Следующий час был потрачен на то, чтобы выбраться из бассейна и возлечь на низких кушетках у стола с яствами, а по ходу услышать бесчисленные уверения в том, что поэт и философ полностью одобряют все, что ни скажут консулы. Этого джинн и добивался – он хотел сразу припугнуть этих двоих, чтобы иметь на них некоторое влияние. К сожалению, друзьям так и не удалось понять, в чём же суть проекта и что это за конь.
– Но в чём заключается «великая военная хитрость», придуманная вашими консулами? – спросил в десятый раз Алладин.
– Это, наверное, военная тайна, – предположил «Рахмат».
– О да, это прекрасная военная тайна! – вскричал Дураций. – Она строится у нас на площади перед Сенатом. Пойдёмте посмотрим на неё, друзья.
«Вот так тайна – на главной площади!» – подумал Алладин и пожал плечами.
Вся четвёрка двинулась широкой улицей, идущей между каменными домами, наняв с собой двух факельщиков, которые освещали им путь. Ведущие их римляне учтиво раскланивались со встречными и приветствовали их в высокопарных выражениях.
– Что тут творится, джинн? – тихонько спросил Алладин.
– Бр-ред! – сказал Яго, притворяясь обыкновенным безмозглым попугаем.
– Они тут все кажутся немного сумасшедшими, Алладин, – осторожно отвечал его друг. – Но не слишком доверяй этому мнению. За напыщенными дураками всегда стоит кто-то умный и дёргает их за ниточки. Этого умного врага мы и ищем.
Улица расширилась, переходя в площадь. Дураций встал в торжественную позу, надулся от важности и громко произнёс речь, так что все прохожие остановились и посмотрели на них:
– Перед вами, достопочтенные иноземцы, великая военная хитрость и глубокая государственная тайна, придуманная гениальными консулами Рима – Ромулом и Ремом!

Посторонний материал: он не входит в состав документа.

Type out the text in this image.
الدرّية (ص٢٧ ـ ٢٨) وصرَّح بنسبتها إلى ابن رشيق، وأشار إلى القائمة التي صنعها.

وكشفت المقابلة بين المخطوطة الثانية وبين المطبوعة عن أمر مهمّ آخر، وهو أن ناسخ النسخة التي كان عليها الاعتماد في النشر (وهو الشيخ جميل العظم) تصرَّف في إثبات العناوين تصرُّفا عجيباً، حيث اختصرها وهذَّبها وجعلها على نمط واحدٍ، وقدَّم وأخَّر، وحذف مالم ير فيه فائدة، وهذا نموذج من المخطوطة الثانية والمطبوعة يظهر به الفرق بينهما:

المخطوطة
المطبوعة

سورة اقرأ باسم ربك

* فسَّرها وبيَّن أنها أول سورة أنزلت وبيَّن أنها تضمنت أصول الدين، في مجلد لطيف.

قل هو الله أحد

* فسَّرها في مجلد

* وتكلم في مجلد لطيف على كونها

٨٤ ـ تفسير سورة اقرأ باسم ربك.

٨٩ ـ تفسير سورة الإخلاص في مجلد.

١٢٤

Прохожие зааплодировали. «Рахмат» встал в такую же театральную позу и отвечал поэту:
– Поведай же нам, несравненный Дураций, что за постройка воздвигается по приказу бога войны и его любимцев – великих консулов Ромула и Рема.

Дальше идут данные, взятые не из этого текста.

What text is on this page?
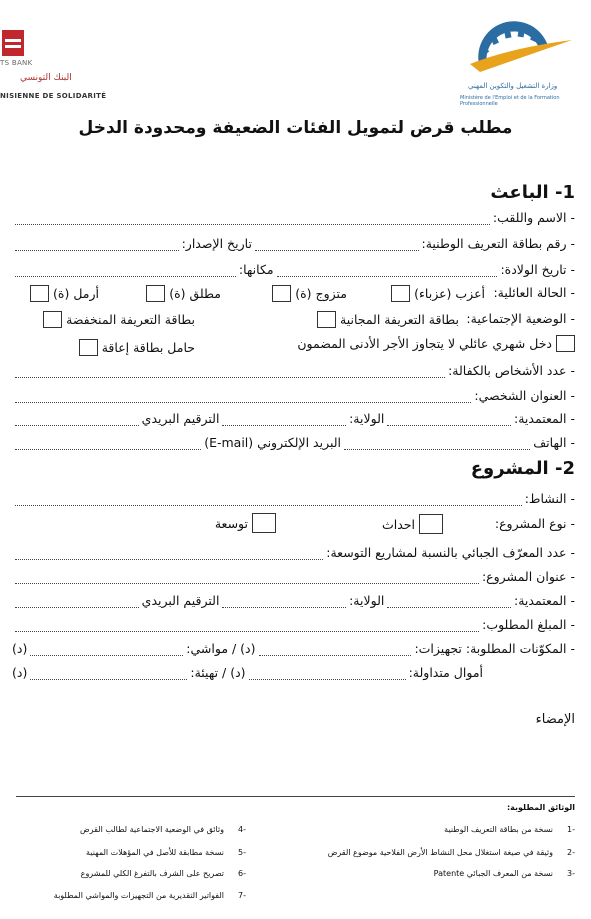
TS BANK
البنك التونسي
NISIENNE DE SOLIDARITÉ
وزارة التشغيل والتكوين المهني
Ministère de l'Emploi et de la Formation Professionnelle
مطلب قرض لتمويل الفئات الضعيفة ومحدودة الدخل
1- الباعث
- الاسم واللقب:
- رقم بطاقة التعريف الوطنية:
تاريخ الإصدار:
- تاريخ الولادة:
مكانها:
- الحالة العائلية:
أعزب (عزباء)
متزوج (ة)
مطلق (ة)
أرمل (ة)
- الوضعية الإجتماعية:
بطاقة التعريفة المجانية
بطاقة التعريفة المنخفضة
دخل شهري عائلي لا يتجاوز الأجر الأدنى المضمون
حامل بطاقة إعاقة
- عدد الأشخاص بالكفالة:
- العنوان الشخصي:
- المعتمدية:
الولاية:
الترقيم البريدي
- الهاتف
البريد الإلكتروني (E-mail)
2- المشروع
- النشاط:
- نوع المشروع:
احداث
توسعة
- عدد المعرّف الجبائي بالنسبة لمشاريع التوسعة:
- عنوان المشروع:
- المعتمدية:
الولاية:
الترقيم البريدي
- المبلغ المطلوب:
- المكوّنات المطلوبة: تجهيزات:
(د) / مواشي:
(د)
أموال متداولة:
(د) / تهيئة:
(د)
الإمضاء
الوثائق المطلوبة:
-1نسخة من بطاقة التعريف الوطنية
-2وثيقة في صيغة استغلال محل النشاط الأرض الفلاحية موضوع القرض
-3نسخة من المعرف الجبائي Patente
-4وثائق في الوضعية الاجتماعية لطالب القرض
-5نسخة مطابقة للأصل في المؤهلات المهنية
-6تصريح على الشرف بالتفرغ الكلي للمشروع
-7الفواتير التقديرية من التجهيزات والمواشي المطلوبة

Прохожие снова забили в ладоши. Яго крикнул с плеча Алладина:
– Бр-раво! Бис!
Абу сделал вид, что ищет блох.
На широкой площади перед величественным зданием стояло кольцо легионеров, на равных расстояниях друг от друга. В руках они держали по факелу, освещая тем самым строительную площадку. Широкая дубовая платформа на восьми огромных колёсах держала на себе гигантское уродливое подобие лошади в попоне. Сотня плотников, стоящих на приставных лестницах и строительных лесах, заканчивали сборку шеи и морды этого монстра. Полсотни маляров раскрашивали круп этого деревянного чудовища.
– Великий римский конь распахнёт нам ворота ненавистного Багдада, – декламировал Дураций. – Глупые багдадцы втащат его в город...
– И тогда из чрева военной хитрости выйдет бессмертный римский легион, чтобы захватить этот мерзкий город! – закончил рассказ Архиплут.
– Дур... – начал было Яго, но Алладин защёлкнул ему клюв двумя пальцами.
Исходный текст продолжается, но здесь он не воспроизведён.